Professor Tsutomu Mizota of Nagasaki University is coordinator of the two-day conference in the Japanese city. He says "the world must not lose sight of ideals like a nuclear free world." "Otherwise," he says, "we will never reach that goal or achieve global peace."

Those same ideals were echoed at Nagasaki's peace park, where Japanese Prime Minister Junichiro Koizumi joined mourners and survivors in an hour-long ceremony to remember the 70,000 people who died in the world's second-ever atomic bombing.

Standing close to ground zero where the bomb was dropped in 1945, people bowed their heads, folded their hands in prayer and observed a minute's silence.

The mayor of Nagasaki, Itcho Ito, then delivered a thinly veiled criticism of the United States. "A nuclear superpower is now insinuating that it may renege on international commitments in the area of nuclear disarmament," says the mayor. "We are vigorously opposed to these movements, which could negate efforts for the elimination of nuclear weapons."

The mayor is referring to the Bush Administration's push to scrap the l972 Antiballistic Missile Treaty, which Washington argues is outdated and needs to be replaced with new security arrangements in the post-Cold War era.

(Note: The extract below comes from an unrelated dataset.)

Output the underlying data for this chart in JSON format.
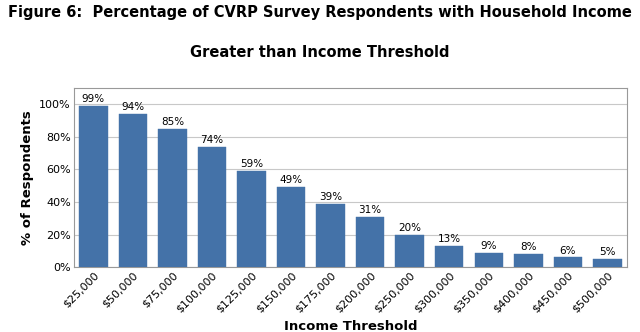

Critics argue that Washington's move could lead to a new nuclear arms race.

During the anniversary ceremony Thursday, a survivor of the atomic bombing, Sanae Ikeda, underscored the need for nuclear disarmament from a personal perspective.

Mr. Ikeda remembers seeing his brother burn to death after the bomb was dropped. He recalls how later all five of his brothers and sisters died. "Nuclear weapons will take a long time to eliminate," he says, "but we must aim for peace regardless."

The bomb dropped on Nagasaki caused a firestorm and widespread radiation sickness. A week after, Japan surrendered unconditionally, leading to the end of World War II.

On Monday, a similar service was held in the city of Hiroshima in western Japan, where 140,000 people died after the United States dropped the world's first atomic bomb in 1945 after Japan refused demands to surrender.